This is the fourth of a series of blog posts discussing the five main considerations critical to successful cloud adoption by enterprises. If you missed them, the previous posts are here.
Today’s topic is about moving past the initial technology implementation phase to really realise the maximum enterprise benefit from cloud adoption.
At Beamap we live and breathe cloud computing all day every day, but it’s important to not lose sight of the fact that really it is not an end in itself, it is just an enabler. It’s all about the applications. An issue that we see in enterprises is that they have access to more agile cloud services, but the workloads that they run on them are still architected and developed in much the same way. So cloud has been “adopted”, but the biggest benefits come from fully leveraging the hard-fought benefits throughout the application lifecycle.
Vendor application issues
This is one of the real blockers on accessing the full benefits. The harsh reality is that most commercial applications out there are still not really architected to fully exploit cloud services. Application vendors have all the same problems that enterprises do in tracking the cloud market, and so support for features such as auto-scaling is often lacking (even worse, the vendor is likely to have “cloud-washed” their app in a marketing sense, so it’s hard to tell where the shortcomings are). Hence there is a long long tail of application rework required by vendors and in the meantime cloud is used simply as a hosting platform for these applications, which makes the business case against traditional hosting models much harder to make.
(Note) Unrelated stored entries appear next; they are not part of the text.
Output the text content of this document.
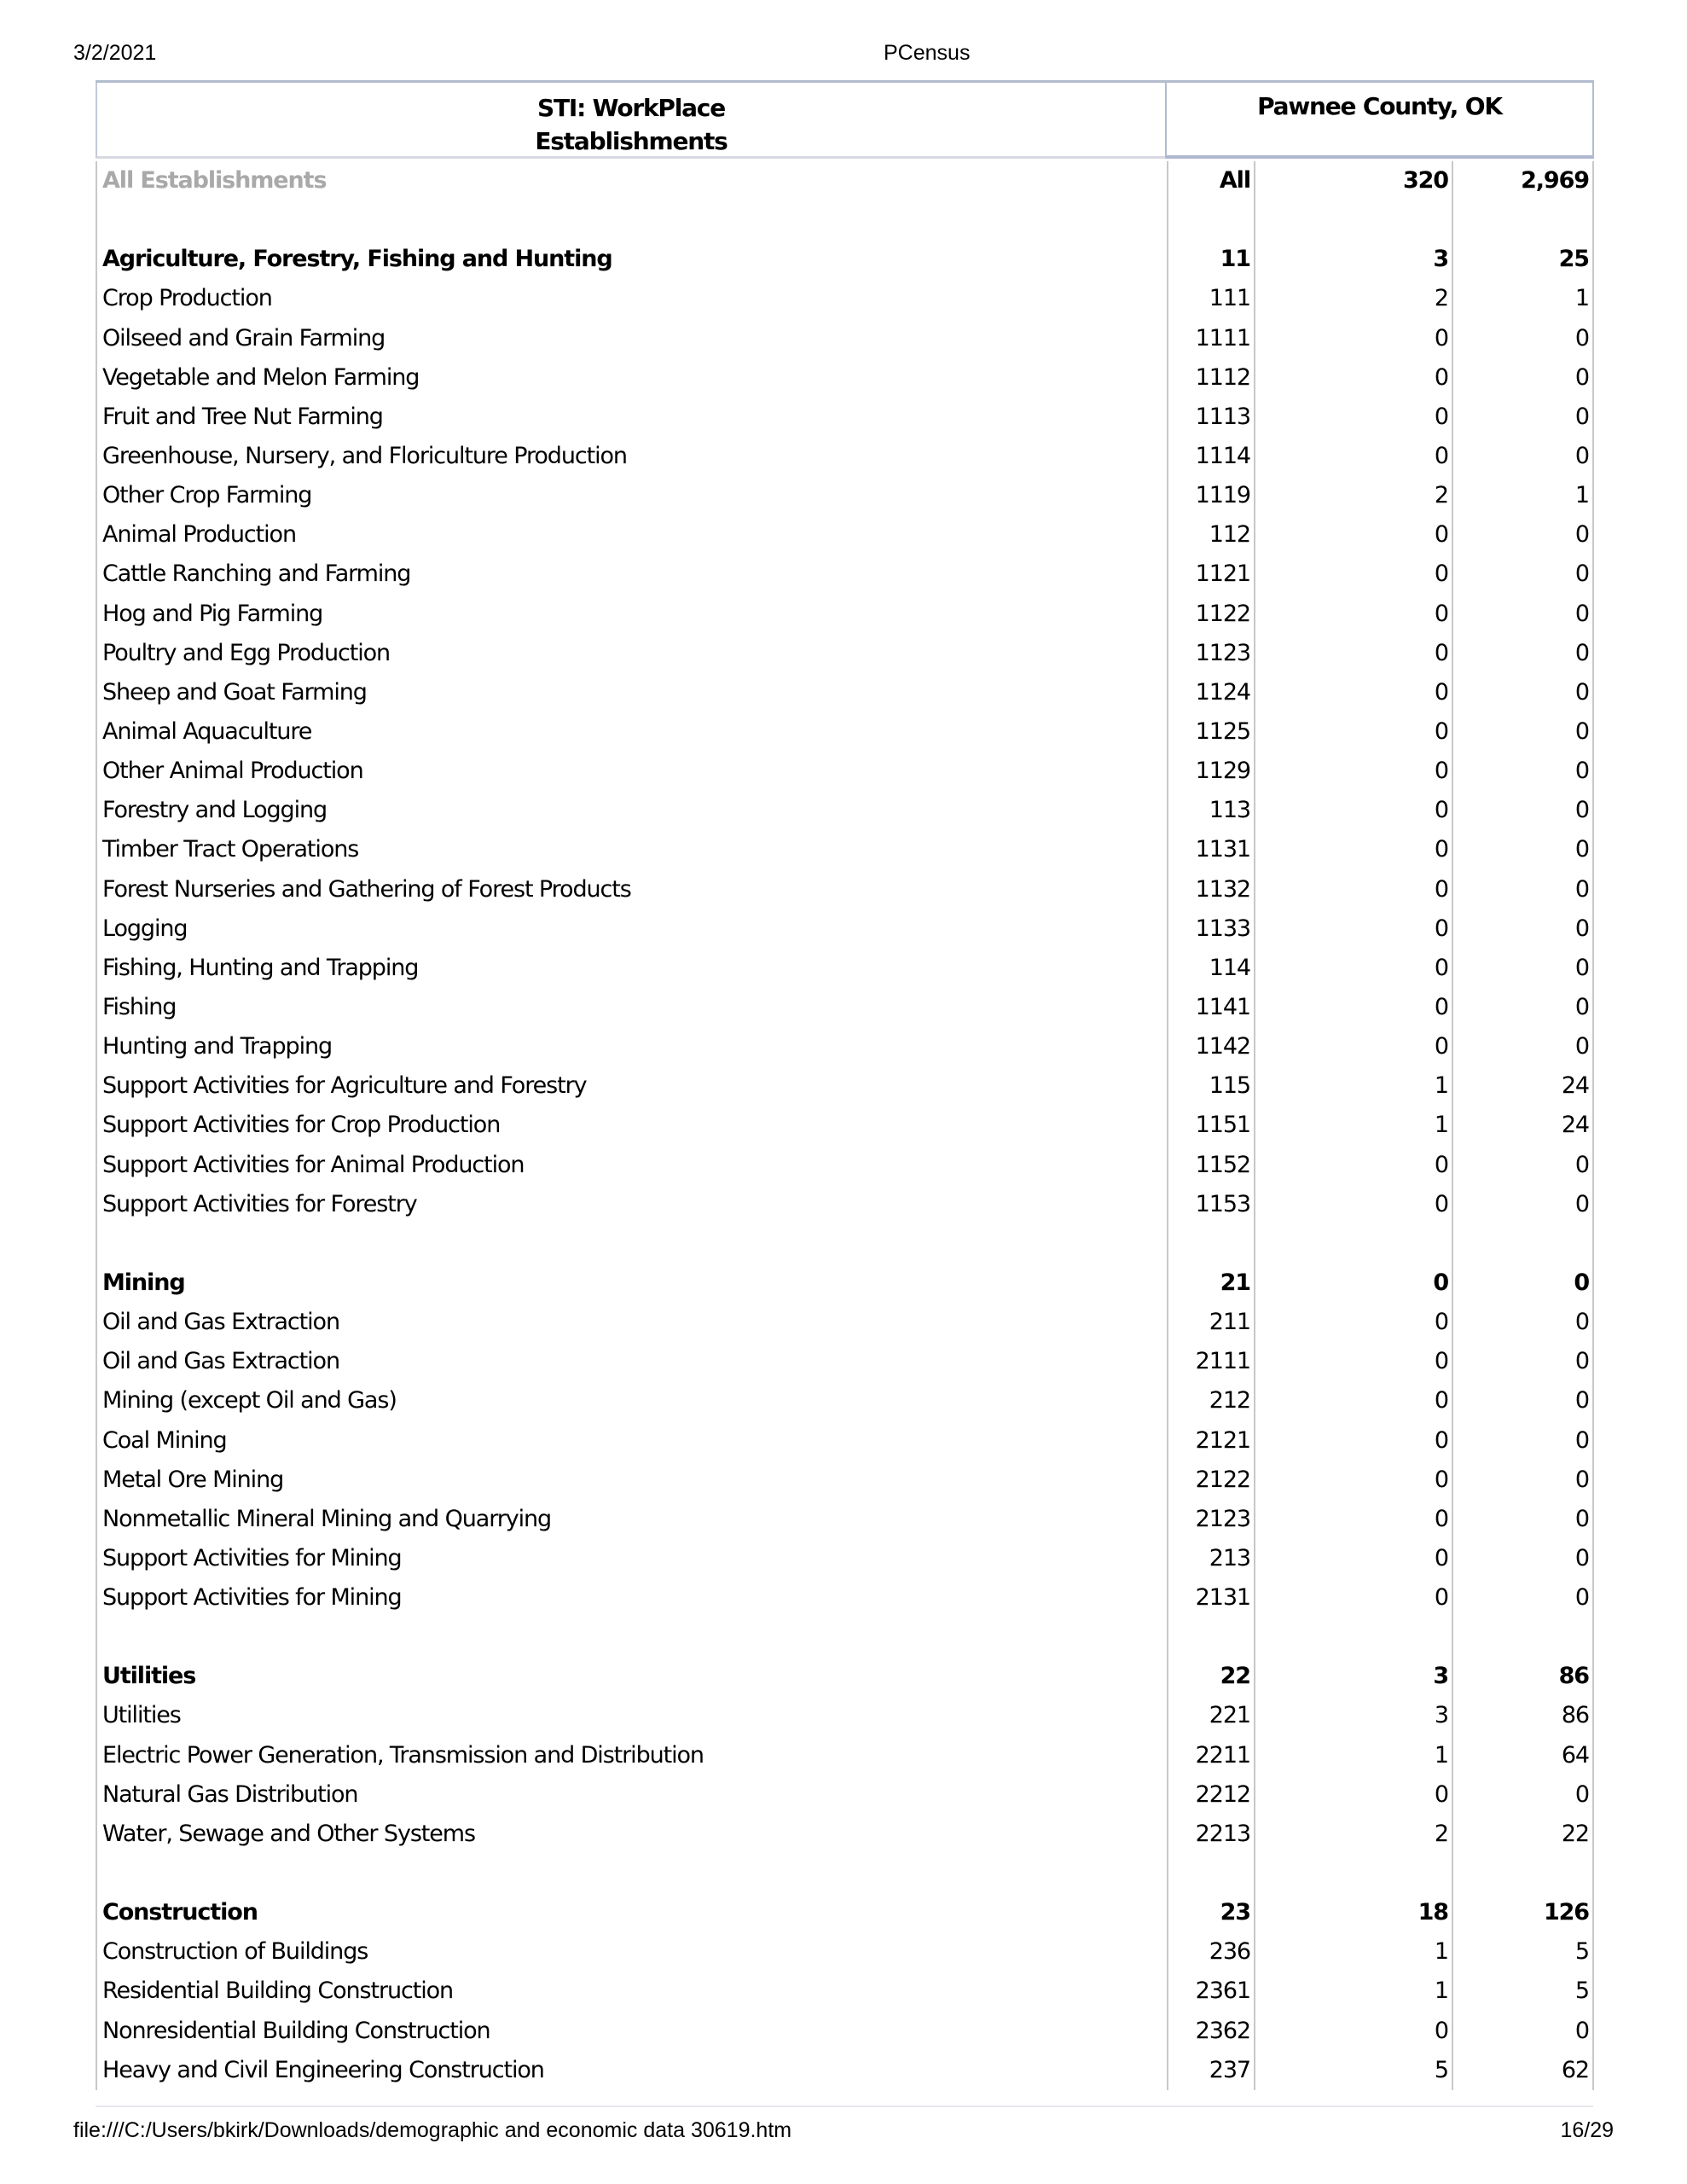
3/2/2021	PCensus
STI: WorkPlace
Establishments
Pawnee County, OK
All Establishments	All	320	2,969
Agriculture, Forestry, Fishing and Hunting	11	3	25
Crop Production	111	2	1
Oilseed and Grain Farming	1111	0	0
Vegetable and Melon Farming	1112	0	0
Fruit and Tree Nut Farming	1113	0	0
Greenhouse, Nursery, and Floriculture Production	1114	0	0
Other Crop Farming	1119	2	1
Animal Production	112	0	0
Cattle Ranching and Farming	1121	0	0
Hog and Pig Farming	1122	0	0
Poultry and Egg Production	1123	0	0
Sheep and Goat Farming	1124	0	0
Animal Aquaculture	1125	0	0
Other Animal Production	1129	0	0
Forestry and Logging	113	0	0
Timber Tract Operations	1131	0	0
Forest Nurseries and Gathering of Forest Products	1132	0	0
Logging	1133	0	0
Fishing, Hunting and Trapping	114	0	0
Fishing	1141	0	0
Hunting and Trapping	1142	0	0
Support Activities for Agriculture and Forestry	115	1	24
Support Activities for Crop Production	1151	1	24
Support Activities for Animal Production	1152	0	0
Support Activities for Forestry	1153	0	0
Mining	21	0	0
Oil and Gas Extraction	211	0	0
Oil and Gas Extraction	2111	0	0
Mining (except Oil and Gas)	212	0	0
Coal Mining	2121	0	0
Metal Ore Mining	2122	0	0
Nonmetallic Mineral Mining and Quarrying	2123	0	0
Support Activities for Mining	213	0	0
Support Activities for Mining	2131	0	0
Utilities	22	3	86
Utilities	221	3	86
Electric Power Generation, Transmission and Distribution	2211	1	64
Natural Gas Distribution	2212	0	0
Water, Sewage and Other Systems	2213	2	22
Construction	23	18	126
Construction of Buildings	236	1	5
Residential Building Construction	2361	1	5
Nonresidential Building Construction	2362	0	0
Heavy and Civil Engineering Construction	237	5	62
file:///C:/Users/bkirk/Downloads/demographic and economic data 30619.htm	16/29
Internally developed application issues
For internally developed applications, the same issues are playing out, but require changes to the architecture, development and operations processes – and this takes time. Organisations need different skills and tools to implement and really get the benefits from continuous integration, continuous delivery and blue-green deployment practices, containerisation, serverless computing etc. And then there are the real game changing higher-level PaaS services to be exploited, or the use of commodity IaaS services to deliver a scale of operation at a cost point that was unimaginable just a few years ago – for machine learning, big data processing, artificial intelligence and IoT. In addition, like everything else in the world of cloud computing, this is not a static challenge, so in your applications teams there’s an ongoing need for training around opportunities, best practices and standards development related to the ever-improving cloud services.
…and what to do about it
There is a phasing and investment profile issue here that needs to be considered in the cloud business case work – whilst the target is to have a set of beautiful cloud-native applications, the creation (or conversion) of these applications takes longer than it does to stand up private cloud services, and certainly way longer than it does to access public cloud services. The size of internal cloud platforms and the operating model to support all cloud services only need to scale a touch faster than the application demand that is able to consume these services. When the application development capabilities don’t keep up with the cloud services that they can consume, that’s when you have a problem and are missing a trick.